# How to generate more jobs/get more bid opportunities



## hittnhard (Jun 8, 2013)

How does everyone go about getting more work? Advertising, Phone book listings, flyers, directly contacting builders/contractors?
I'm looking for some ideas on how to get more bid opportunities. I have a small family business. We seem to get most jobs that we bid, as we do very good work for a very good price. We could just use more opportunities to get bids. Any suggestions/things that have worked for you?
Thanks for all ideas.

***EDIT***
Sorry, new here. This probably belongs in the business, sale, and advertising area.


----------



## hittnhard (Jun 8, 2013)

HARRY304E said:


> A good web site would help,What are you doing for advertising?
> 
> Welcome to the forum.:thumbsup:


I have considered a website. Right now we only have a facebook page. That comes up on quick when I google heating and cooling in our area, so not sure if we need a website.
As for advertising we have done some flyers, ads in phone books and sponsoring local youth/adult sports teams. 

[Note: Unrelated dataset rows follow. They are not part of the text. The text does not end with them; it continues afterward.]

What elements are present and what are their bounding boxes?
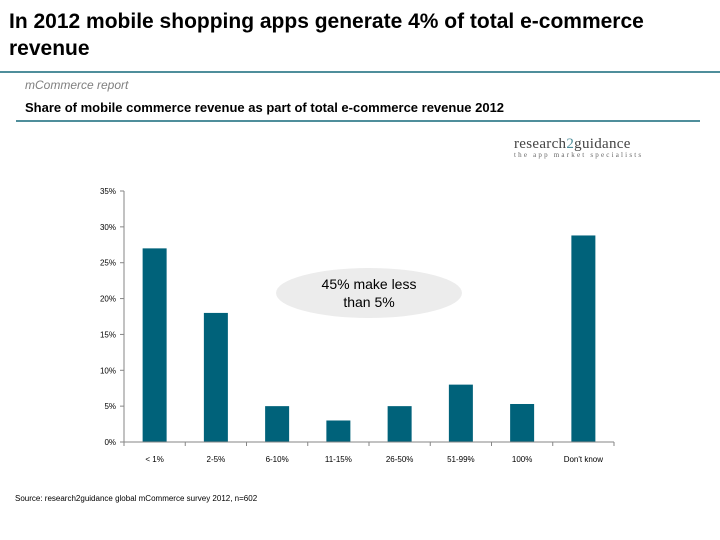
x-tick-label: 2-5% [207, 455, 226, 464]
y-tick-label: 5% [104, 402, 116, 411]
y-axis: 0% 5% 10% 15% 20% 25% 30% 35% [100, 187, 125, 447]
bar-series [142, 235, 596, 442]
bar [326, 420, 351, 442]
bar [265, 406, 290, 442]
y-tick-label: 35% [100, 187, 116, 196]
source-note: Source: research2guidance global mCommer… [15, 494, 258, 503]
bar [142, 248, 167, 442]
slide-title: In 2012 mobile shopping apps generate 4%… [9, 10, 644, 60]
title-divider [0, 71, 720, 73]
logo-tagline: the app market specialists [514, 151, 644, 159]
bar [510, 403, 535, 442]
research2guidance-logo: research2guidance the app market special… [514, 136, 654, 159]
x-tick-label: 100% [512, 455, 532, 464]
bar [571, 235, 596, 442]
bar [387, 406, 412, 442]
bar [203, 312, 228, 442]
bar [448, 384, 473, 442]
y-tick-label: 10% [100, 366, 116, 375]
x-tick-label: Don't know [564, 455, 604, 464]
logo-wordmark: research2guidance [514, 136, 631, 152]
annotation-text: 45% make less than 5% [321, 276, 417, 310]
x-tick-label: 6-10% [266, 455, 289, 464]
x-axis: < 1% 2-5% 6-10% 11-15% 26-50% 51-99% 100% Don't… [123, 441, 615, 464]
y-tick-label: 0% [104, 438, 116, 447]
subtitle-divider [16, 120, 700, 122]
x-tick-label: < 1% [145, 455, 163, 464]
x-tick-label: 51-99% [447, 455, 475, 464]
y-tick-label: 15% [100, 330, 116, 339]
y-tick-label: 20% [100, 295, 116, 304]
x-tick-label: 11-15% [325, 455, 352, 464]
x-tick-label: 26-50% [386, 455, 414, 464]
annotation-bubble: 45% make less than 5% [276, 268, 462, 318]
y-tick-label: 30% [100, 223, 116, 232]
report-label: mCommerce report [25, 78, 129, 92]
chart-subtitle: Share of mobile commerce revenue as part… [25, 100, 505, 115]
y-tick-label: 25% [100, 259, 116, 268]
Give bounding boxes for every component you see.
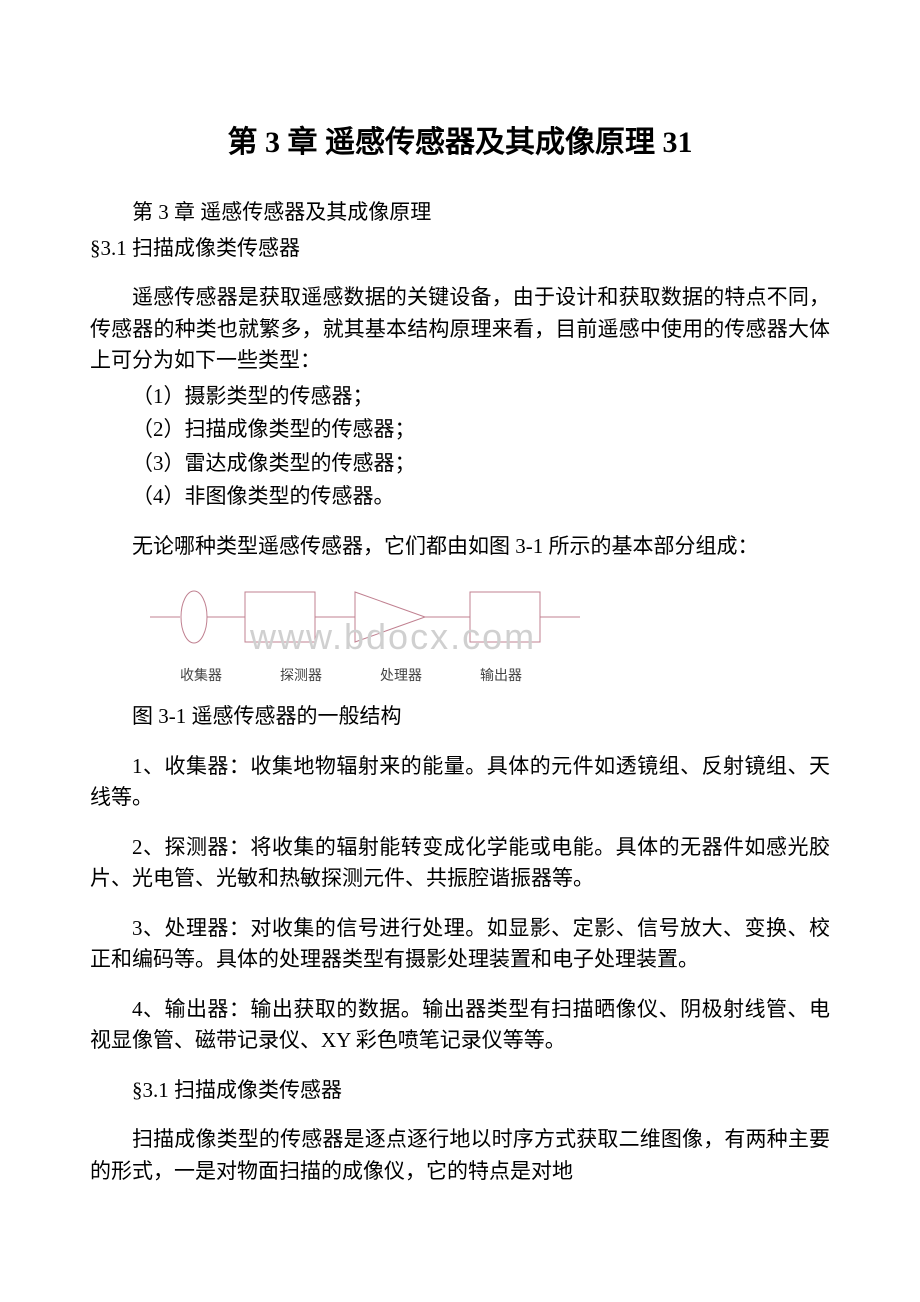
list-item-3: （3）雷达成像类型的传感器； (90, 448, 830, 480)
diagram-label-1: 收集器 (180, 666, 222, 687)
intro-paragraph: 遥感传感器是获取遥感数据的关键设备，由于设计和获取数据的特点不同，传感器的种类也… (90, 282, 830, 377)
list-item-1: （1）摄影类型的传感器； (90, 381, 830, 413)
diagram-label-4: 输出器 (480, 666, 522, 687)
section-header: §3.1 扫描成像类传感器 (90, 233, 830, 265)
diagram-label-3: 处理器 (380, 666, 422, 687)
paragraph-3: 3、处理器：对收集的信号进行处理。如显影、定影、信号放大、变换、校正和编码等。具… (90, 913, 830, 976)
paragraph-1: 1、收集器：收集地物辐射来的能量。具体的元件如透镜组、反射镜组、天线等。 (90, 751, 830, 814)
diagram-label-2: 探测器 (280, 666, 322, 687)
figure-caption: 图 3-1 遥感传感器的一般结构 (90, 701, 830, 733)
diagram-labels: 收集器 探测器 处理器 输出器 (180, 666, 830, 687)
paragraph-2: 2、探测器：将收集的辐射能转变成化学能或电能。具体的无器件如感光胶片、光电管、光… (90, 832, 830, 895)
after-list-paragraph: 无论哪种类型遥感传感器，它们都由如图 3-1 所示的基本部分组成： (90, 531, 830, 563)
chapter-subtitle: 第 3 章 遥感传感器及其成像原理 (90, 197, 830, 229)
page-title: 第 3 章 遥感传感器及其成像原理 31 (90, 120, 830, 165)
paragraph-4: 4、输出器：输出获取的数据。输出器类型有扫描晒像仪、阴极射线管、电视显像管、磁带… (90, 994, 830, 1057)
diagram-3-1: www.bdocx.com 收集器 探测器 处理器 输出器 (150, 582, 830, 687)
list-item-2: （2）扫描成像类型的传感器； (90, 414, 830, 446)
diagram-svg (150, 582, 590, 662)
section-header-repeat: §3.1 扫描成像类传感器 (90, 1075, 830, 1107)
list-item-4: （4）非图像类型的传感器。 (90, 481, 830, 513)
tail-paragraph: 扫描成像类型的传感器是逐点逐行地以时序方式获取二维图像，有两种主要的形式，一是对… (90, 1124, 830, 1187)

If you have any specific ideas that would be great. Will look at anything we can do to keep us busier. Thanks


----------



## hittnhard (Jun 8, 2013)

HARRY304E said:


> What state do you live in?
> 
> Here in mass it is slow..:no:


Michigan


----------



## hittnhard (Jun 8, 2013)

HARRY304E said:


> Seems slow everywhere .
> 
> Have you tried google Adwords I've heard it works really well.


No...I'll check it out. Thanks


----------



## hittnhard (Jun 8, 2013)

HARRY304E said:


> I've got some info on that I will post later when I get to my computer.


Appreciate it


----------



## HARRY304E (Nov 26, 2012)

hittnhard said:


> Appreciate it


Looks like all my posts are gone..:laughing:


----------



## hittnhard (Jun 8, 2013)

HARRY304E said:


> Looks like all my posts are gone..:laughing:


That's weird. Glad I already checked out what you posted:thumbsup:


----------



## HARRY304E (Nov 26, 2012)

hittnhard said:


> That's weird. Glad I already checked out what you posted:thumbsup:


That's good ,all my posts got deleted I don't know why, But I'm happy that my invisible posts helped you..:laughing:


----------